I didn't say you'll be fat if you work out at a lower intensity.  I pointed out that you have to work out more to lose the same number of calories.  Most people don't work out more thus they'll take longer to lose the weight.

That being said, if you need to lose a lot of weight and are out of shape, go ahead and start out with the low intensity so you can sustain your workout.  A 5 minute workout does nobody any good.  People can work out at a low intensity longer than high and if you increase the time you work out and increase the frequency, you'll lose more.  

I love interval training.  Low intensity then high then low then high.  It helps your ability to stay high longer.

It's all a numbers game.  3500 calories per pound.  

Ok.  I need to run to work.


----------



## thestarsfall (Feb 15, 2007)

Waaaay back when I still bought random health magazines they had something about this and someone had asked whether it would be better to work out at a lower intensity to lose fat and they just said "a calorie is a calorie" and yeah, in the end it is all about calorie in vs calorie out for weight gain and loss 
	

	
	
		
		

		
			





And then there are the ppl who do low intensity exercises because "they dont wanna get bulky"

haha...


----------



## LindseySullivan (Feb 15, 2007)

You don't get bulky from cardio.  Plain & simple.  

Most people don't even get bulky from lifting weights.  12-15 lighter weight reps to tone 8-10 heavier weight reps to bulk.  
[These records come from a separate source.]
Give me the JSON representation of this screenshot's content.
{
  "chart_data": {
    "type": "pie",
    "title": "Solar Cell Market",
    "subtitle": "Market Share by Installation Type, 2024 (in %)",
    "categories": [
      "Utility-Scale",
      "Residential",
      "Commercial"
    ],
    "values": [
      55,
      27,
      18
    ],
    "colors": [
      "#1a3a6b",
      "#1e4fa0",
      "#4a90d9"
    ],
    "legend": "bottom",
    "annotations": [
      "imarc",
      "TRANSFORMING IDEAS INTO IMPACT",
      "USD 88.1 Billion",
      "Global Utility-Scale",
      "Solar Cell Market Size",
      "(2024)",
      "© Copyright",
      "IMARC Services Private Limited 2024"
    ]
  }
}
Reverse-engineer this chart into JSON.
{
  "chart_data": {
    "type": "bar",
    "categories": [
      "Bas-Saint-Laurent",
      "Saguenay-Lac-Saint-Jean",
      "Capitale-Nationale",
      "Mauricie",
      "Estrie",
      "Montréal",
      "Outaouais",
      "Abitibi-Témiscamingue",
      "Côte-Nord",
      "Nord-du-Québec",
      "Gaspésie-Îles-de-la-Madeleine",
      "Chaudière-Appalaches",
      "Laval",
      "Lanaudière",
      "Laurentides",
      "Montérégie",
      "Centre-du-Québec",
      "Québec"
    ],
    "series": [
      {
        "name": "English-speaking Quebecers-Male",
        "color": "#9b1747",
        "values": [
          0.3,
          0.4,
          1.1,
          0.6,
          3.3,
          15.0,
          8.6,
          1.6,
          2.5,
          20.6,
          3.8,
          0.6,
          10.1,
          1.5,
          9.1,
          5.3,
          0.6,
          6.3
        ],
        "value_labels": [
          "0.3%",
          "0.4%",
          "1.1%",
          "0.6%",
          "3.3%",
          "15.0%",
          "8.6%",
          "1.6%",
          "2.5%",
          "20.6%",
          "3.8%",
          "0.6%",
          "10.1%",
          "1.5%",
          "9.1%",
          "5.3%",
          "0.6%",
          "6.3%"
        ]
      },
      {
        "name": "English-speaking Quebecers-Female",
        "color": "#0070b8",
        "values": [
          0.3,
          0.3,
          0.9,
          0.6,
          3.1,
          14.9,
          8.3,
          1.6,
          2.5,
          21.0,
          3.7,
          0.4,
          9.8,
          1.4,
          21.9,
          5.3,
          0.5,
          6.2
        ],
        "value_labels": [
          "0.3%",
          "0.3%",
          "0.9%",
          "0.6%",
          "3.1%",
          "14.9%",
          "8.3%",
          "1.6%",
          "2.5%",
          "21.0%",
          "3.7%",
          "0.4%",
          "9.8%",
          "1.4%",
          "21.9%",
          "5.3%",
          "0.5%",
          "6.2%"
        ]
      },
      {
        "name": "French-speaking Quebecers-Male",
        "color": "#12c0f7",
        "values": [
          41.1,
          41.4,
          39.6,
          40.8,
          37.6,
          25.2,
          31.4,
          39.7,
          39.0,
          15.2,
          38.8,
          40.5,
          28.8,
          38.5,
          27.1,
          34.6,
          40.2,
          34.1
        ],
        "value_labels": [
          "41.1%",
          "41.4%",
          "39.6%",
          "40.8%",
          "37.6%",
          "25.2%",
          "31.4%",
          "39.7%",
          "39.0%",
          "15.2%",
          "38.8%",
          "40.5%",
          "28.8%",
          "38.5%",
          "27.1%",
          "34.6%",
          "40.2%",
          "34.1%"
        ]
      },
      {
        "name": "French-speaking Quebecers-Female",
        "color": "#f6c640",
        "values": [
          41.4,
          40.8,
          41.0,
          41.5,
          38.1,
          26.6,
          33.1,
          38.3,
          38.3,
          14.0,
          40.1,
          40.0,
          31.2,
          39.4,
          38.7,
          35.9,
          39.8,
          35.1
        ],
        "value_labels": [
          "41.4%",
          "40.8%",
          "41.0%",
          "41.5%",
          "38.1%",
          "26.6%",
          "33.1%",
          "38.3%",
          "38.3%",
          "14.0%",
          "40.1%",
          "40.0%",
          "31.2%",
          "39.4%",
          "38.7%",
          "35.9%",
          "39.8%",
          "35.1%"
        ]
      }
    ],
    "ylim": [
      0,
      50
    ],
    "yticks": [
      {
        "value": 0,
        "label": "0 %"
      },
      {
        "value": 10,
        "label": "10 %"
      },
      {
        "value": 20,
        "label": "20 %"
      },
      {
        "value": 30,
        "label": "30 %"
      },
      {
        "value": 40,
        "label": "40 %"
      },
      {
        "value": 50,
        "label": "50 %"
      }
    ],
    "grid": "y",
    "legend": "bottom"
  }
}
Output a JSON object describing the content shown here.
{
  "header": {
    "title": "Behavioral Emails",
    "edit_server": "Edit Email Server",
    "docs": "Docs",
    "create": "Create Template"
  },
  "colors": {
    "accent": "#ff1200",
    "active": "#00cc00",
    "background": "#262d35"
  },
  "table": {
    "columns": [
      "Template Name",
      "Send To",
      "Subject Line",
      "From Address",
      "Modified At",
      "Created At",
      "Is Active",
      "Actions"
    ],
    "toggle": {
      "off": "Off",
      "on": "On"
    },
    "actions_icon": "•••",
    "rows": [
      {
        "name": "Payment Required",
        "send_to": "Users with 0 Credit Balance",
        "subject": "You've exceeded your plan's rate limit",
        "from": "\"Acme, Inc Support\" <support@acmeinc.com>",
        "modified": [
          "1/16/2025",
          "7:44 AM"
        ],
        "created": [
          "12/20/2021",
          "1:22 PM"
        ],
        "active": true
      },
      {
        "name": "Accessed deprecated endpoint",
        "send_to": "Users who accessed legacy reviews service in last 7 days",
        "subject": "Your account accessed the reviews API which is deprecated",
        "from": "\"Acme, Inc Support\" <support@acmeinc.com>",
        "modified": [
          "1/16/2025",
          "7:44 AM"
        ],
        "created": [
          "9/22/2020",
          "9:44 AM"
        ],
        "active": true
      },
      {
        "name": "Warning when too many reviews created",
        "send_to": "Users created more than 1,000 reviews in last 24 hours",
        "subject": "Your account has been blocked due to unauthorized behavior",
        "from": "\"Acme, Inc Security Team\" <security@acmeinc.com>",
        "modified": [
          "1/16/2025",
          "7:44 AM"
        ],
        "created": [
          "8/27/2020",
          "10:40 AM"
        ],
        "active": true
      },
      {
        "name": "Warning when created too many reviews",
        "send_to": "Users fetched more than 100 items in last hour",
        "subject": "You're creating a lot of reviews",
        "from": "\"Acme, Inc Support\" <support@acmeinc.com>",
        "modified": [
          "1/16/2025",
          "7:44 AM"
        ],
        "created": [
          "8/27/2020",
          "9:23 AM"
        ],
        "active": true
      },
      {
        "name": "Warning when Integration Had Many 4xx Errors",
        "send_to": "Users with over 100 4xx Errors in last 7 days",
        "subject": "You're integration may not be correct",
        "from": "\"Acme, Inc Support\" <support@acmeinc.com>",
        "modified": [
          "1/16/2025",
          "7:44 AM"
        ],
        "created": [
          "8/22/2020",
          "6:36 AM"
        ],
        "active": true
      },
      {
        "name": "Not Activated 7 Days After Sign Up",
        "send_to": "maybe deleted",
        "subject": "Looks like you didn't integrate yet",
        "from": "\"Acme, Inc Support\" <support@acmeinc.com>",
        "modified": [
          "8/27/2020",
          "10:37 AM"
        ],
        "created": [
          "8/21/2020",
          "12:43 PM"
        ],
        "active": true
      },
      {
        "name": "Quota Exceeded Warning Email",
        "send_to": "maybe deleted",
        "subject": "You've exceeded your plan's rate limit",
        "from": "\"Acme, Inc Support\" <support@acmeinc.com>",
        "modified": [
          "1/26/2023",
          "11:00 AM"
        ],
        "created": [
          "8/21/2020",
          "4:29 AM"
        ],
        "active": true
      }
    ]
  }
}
In fact, weight training (to tone) should be part of any workout plan.  We lose muscle as we age (about 1/2 a pound per year past age 25, muscle burns calories so as it's lost  we lose less calories per day - this is how our metabolism slows with age!  1/2lb ofmuscle only burns about 50 calories per day, but who do you know who cuts 50 cal per year from their diet to compensate?  I don't know any.  50 cal per day is 350 per week and is 5 pounds per year?  So those of you who gain 5lbs per year, that's why!!!  Start lifting!

Muscle add weight, but it's much more compact than fat (and it will burn calories).  So as you lift, you may gain a little - but that's good!  As long as your clothes fit better.  Don't use the numbers on the scale to guage your progress so much when lifting.  At first your weight may go up but after a few weeks, the pounds should start to melt off.

Here's some math:

Calories in - Calories out

negative = loss, positive - gain, same = no change

Jane is 5'4 and weighs 170.  She burns 1500 cal per day.  She cuts 
300 cal from her diet and works out 3x week burning 500 cal at each workout.  Between diet and exercise, she is losing 3600 calories per week.  She should lose 1lb a week or 4-5lbs in a month.

Jane adds weight training and PUTS ON 5lbs of muscle.  Now this muscle is burning about 250 calories a day and she doesn't have to do anything to burn it but keep that muscle!  So now she's burning another 1750 calories per week (total of 5350 cal/wk).  She should lose 1.5lbs per week or 6-7 lbs per month.  Again, simple math.   

Now imagine if she put on 10lbs of muscle.  At first, her weigt will go up due to the extra muscle, but now she's losing 2lbs per week or 8-10 per month.  Get it?  

Cardio 3-5x per week 30+ in duration
Strength 2-3x per week
And you should stretch every day!

I don't know where these people are gettig their info from....

Lindsey Sullivan
-ACE Certified - I know what I'm talking about!!


----------



## micky_mouse (Feb 16, 2007)

alright thanks for this it has been helpful now my question what is a good way to burn calories if you dont have a gym membership?and the weather here at the moment is in the negatives (-20's) to be extact so do you have any helpful hints thanks a ton!!


----------



## Shimmer (Feb 16, 2007)

turn on the stereo/ipod and dance.
buy a jumprope and jump inside...


----------



## MAC_Whore (Feb 18, 2007)

Quote:

   Originally Posted by *Shimmer* 

 
_turn on the stereo/ipod and dance.._

 
Shimmer, were you watching me reorganize my storage room last weekend, cuz that sounds really familiar! 
	

	
	
		
		

		
		
	


	




  I was rockin' it!  You have to do what you can to make cleaning fun, eh?


----------



## Shimmer (Feb 18, 2007)

I'll never tell


----------